Тот взглянул удивленно — и флаги командир знает! Потянулся за тушью.
— Рот закрой, чайка влетит. Я Свод раньше азбуки затвердил. Тебе-то он вряд ли понадобится, но если придется, так запомнишь. Это, как говорится, не анатомия.
Как ни спокойно было на фронте, но война оставалась войной, и ночные смены были всегда тяжелее дневных: тяжелых раненых обычно привозили заполночь, в темноте безопаснее было ходить машинам.
На дежурстве в первую очередь смотришь на травму, потом уже на человека. Так что первым было все-таки "огнестрельный перелом правого плеча" да пометка в карточке передового района почерком Астахова “обезболивание только местное (!) morph. contraindicated (!)[1]”, а уже потом осознание, что лицо раненого, строгое, с тяжелыми веками и чуть опущенными уголками глаз, хорошо знакомо еще с Перекопа и Ишуни. Тогда, в Золотой Балке, обронил еще, не говорите мол, "до свидания", товарищ комиссар, известно, как мы можем на фронте встретиться. А вот, встретились.
За те месяцы, что прошли с ноябрьского отступления по разбитой дороге, Гервер резко переменился. Огнев помнил, что комиссар его моложе лет на пять, он как принято говорить "ровесник века", девятисотого года. А сейчас выглядел он старше, причем на добрый десяток лет. Прежним только голос остался и общий настрой. Ровное, нерушимое спокойствие..
— Очень рад видеть вас, товарищ Огнев. Жаль, что встретились в такой обстановке. Но другой пока не предвидится, — говорит без улыбки, но ясно, что искренне, он действительно рад встрече. Только по зрачкам да по пульсу можно понять, что больно ему. Хотя шину хорошо приладили.
В самом низу карточки, тем же размашистым астаховским почерком: "Хроническая сердечная недостаточность (!)".
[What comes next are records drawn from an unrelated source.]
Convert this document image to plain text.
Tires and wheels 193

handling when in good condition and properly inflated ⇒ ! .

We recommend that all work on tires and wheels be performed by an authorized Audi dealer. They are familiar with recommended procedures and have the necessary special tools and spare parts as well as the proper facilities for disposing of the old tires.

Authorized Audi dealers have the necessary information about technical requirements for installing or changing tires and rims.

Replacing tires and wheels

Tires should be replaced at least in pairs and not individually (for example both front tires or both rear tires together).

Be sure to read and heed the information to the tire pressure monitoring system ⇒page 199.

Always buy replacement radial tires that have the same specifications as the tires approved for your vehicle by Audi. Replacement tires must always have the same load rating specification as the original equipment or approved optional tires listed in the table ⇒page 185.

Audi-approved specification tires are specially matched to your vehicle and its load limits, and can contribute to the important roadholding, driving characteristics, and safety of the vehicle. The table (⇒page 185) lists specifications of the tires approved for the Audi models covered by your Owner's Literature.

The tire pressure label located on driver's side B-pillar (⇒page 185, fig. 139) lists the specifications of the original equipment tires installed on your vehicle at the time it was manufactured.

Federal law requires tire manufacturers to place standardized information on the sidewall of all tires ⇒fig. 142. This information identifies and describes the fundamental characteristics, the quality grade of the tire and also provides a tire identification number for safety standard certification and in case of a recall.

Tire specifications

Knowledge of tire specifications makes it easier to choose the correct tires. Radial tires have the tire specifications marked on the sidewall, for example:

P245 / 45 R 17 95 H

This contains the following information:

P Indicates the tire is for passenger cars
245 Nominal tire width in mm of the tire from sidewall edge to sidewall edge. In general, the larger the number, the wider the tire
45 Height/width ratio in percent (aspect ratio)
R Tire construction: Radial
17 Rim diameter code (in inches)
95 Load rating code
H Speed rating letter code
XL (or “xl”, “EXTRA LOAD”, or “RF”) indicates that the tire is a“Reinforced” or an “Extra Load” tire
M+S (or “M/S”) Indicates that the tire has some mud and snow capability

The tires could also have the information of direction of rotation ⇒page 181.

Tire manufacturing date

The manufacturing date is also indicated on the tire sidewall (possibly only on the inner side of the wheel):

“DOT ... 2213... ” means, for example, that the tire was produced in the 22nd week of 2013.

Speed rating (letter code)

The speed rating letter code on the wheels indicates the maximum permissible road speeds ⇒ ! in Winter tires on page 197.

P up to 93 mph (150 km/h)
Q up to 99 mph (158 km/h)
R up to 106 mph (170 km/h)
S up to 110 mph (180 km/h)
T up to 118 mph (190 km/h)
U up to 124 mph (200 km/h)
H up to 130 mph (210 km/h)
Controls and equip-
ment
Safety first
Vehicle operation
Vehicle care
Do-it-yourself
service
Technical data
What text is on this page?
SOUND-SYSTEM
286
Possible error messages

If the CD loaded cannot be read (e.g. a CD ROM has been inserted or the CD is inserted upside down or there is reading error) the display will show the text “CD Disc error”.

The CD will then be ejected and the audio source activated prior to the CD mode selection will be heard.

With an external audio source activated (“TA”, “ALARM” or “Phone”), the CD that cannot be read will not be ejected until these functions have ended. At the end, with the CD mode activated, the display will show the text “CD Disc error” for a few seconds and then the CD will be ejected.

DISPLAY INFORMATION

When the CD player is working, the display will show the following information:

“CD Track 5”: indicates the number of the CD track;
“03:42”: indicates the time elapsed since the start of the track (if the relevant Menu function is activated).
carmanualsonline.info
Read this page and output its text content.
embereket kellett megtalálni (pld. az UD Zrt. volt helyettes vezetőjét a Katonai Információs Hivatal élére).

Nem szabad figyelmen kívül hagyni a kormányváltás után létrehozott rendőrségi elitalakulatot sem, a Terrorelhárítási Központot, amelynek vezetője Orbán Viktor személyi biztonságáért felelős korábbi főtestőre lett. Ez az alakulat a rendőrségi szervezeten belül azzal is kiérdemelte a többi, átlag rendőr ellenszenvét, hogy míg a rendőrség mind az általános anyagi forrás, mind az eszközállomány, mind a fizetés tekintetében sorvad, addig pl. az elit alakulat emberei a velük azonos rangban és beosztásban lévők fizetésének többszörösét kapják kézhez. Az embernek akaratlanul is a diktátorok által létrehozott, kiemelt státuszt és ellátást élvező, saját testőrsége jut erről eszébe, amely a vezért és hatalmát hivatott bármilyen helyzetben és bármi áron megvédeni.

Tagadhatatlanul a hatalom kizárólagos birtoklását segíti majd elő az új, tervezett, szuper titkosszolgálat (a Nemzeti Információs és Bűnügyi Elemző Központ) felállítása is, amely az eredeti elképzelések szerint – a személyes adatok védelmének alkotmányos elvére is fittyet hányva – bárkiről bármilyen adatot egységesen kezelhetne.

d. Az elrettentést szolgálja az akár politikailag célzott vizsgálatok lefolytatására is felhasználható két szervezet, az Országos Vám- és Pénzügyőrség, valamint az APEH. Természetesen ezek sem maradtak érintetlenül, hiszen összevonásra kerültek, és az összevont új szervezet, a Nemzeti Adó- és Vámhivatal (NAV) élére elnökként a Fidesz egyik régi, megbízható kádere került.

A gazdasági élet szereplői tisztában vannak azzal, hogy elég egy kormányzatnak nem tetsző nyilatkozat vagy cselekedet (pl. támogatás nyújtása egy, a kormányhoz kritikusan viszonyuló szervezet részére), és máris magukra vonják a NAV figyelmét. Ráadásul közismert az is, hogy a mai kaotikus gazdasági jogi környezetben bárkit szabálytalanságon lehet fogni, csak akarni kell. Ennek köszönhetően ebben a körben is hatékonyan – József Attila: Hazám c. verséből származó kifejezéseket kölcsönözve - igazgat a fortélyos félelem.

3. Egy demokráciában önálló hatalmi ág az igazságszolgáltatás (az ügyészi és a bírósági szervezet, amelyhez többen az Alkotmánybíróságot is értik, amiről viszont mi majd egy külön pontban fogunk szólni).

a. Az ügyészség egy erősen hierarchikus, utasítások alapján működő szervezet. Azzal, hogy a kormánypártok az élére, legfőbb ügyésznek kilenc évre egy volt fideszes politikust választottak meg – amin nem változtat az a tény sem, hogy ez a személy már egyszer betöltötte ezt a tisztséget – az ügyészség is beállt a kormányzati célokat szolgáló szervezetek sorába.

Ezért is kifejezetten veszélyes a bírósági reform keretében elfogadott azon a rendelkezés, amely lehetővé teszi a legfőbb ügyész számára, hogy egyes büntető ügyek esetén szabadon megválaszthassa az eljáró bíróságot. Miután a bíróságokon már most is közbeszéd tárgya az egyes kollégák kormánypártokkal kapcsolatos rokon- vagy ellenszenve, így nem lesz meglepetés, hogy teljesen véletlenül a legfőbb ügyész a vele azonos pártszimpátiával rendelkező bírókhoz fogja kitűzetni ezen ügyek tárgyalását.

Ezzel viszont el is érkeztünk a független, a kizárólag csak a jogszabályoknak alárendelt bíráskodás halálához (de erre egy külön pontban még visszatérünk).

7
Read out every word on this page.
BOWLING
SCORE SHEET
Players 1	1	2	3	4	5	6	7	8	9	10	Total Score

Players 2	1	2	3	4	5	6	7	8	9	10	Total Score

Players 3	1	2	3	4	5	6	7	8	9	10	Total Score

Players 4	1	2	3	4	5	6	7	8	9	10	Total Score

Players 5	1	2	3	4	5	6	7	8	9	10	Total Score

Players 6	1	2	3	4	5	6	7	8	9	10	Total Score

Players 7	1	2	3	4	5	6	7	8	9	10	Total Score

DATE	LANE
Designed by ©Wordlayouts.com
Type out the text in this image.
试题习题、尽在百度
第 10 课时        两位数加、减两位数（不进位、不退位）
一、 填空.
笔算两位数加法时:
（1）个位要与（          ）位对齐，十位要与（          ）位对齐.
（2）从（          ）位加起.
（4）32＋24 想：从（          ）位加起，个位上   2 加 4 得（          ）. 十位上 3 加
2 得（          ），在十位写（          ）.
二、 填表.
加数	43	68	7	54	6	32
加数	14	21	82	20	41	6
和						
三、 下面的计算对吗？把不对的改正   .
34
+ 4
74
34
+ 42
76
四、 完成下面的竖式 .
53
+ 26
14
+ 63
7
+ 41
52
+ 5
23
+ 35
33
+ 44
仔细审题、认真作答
А это было уже новостью, очень неприятной, и как для врача — досадной. Ни на Перекопе, ни под Ишунью, словом нигде на фронте Огневу бы в голову не пришло, что комиссар — сердечник. Укрытия от бомб копал вместе со всеми. Лопата в его руках резала грунт как масло. Кувалдой махал, как заведенный. Носилки таскал наравне с дежурной сменой. Человек исключительной физической силы и выносливости. Разве что, когда спешно окапывались у реки за Воронцовкой, закралось подозрение, что Гервер аккуратно пытается скрыть одышку. Но только подозрение. После стало совершенно не до того.
— Морфий только не колите. Я тогда, в девятнадцатом, три месяца на нем выживал. И больше нельзя.
— Вижу, Астахов написал. Ну, что ж, сделаем по Вишневскому. Потом, конечно, потерпеть придется. Надеюсь, этой гимнастеркой вы не очень дорожите?
— Да режьте уже, все равно пропала. А потерпеть мы умеем, — Гервер даже обозначил улыбку, — Не в первый раз. Белые не убили, петлюровцы не убили, бандиты не убили, и немцы не убьют.
По телу Гервера можно было изучать историю Гражданской войны. Два рубца на правом боку и плече, сабельные. Застарелые уже, но очень хорошо ясно, что один зашивали кое-как, чем пришлось и как сумели, а другой и вовсе не шили. И это не весь набор еще, пулевое тоже есть. И ножевое вроде, тонкий белый рубец у ключицы. И россыпь мелких шрамов на спине — осколки гранаты. Единственный "гражданский" шрам, короткий, аккуратный и понятный — аппендэктомия. А остальное… Гражданская обглодала комиссара чуть не до костей, но так и не смогла прожевать.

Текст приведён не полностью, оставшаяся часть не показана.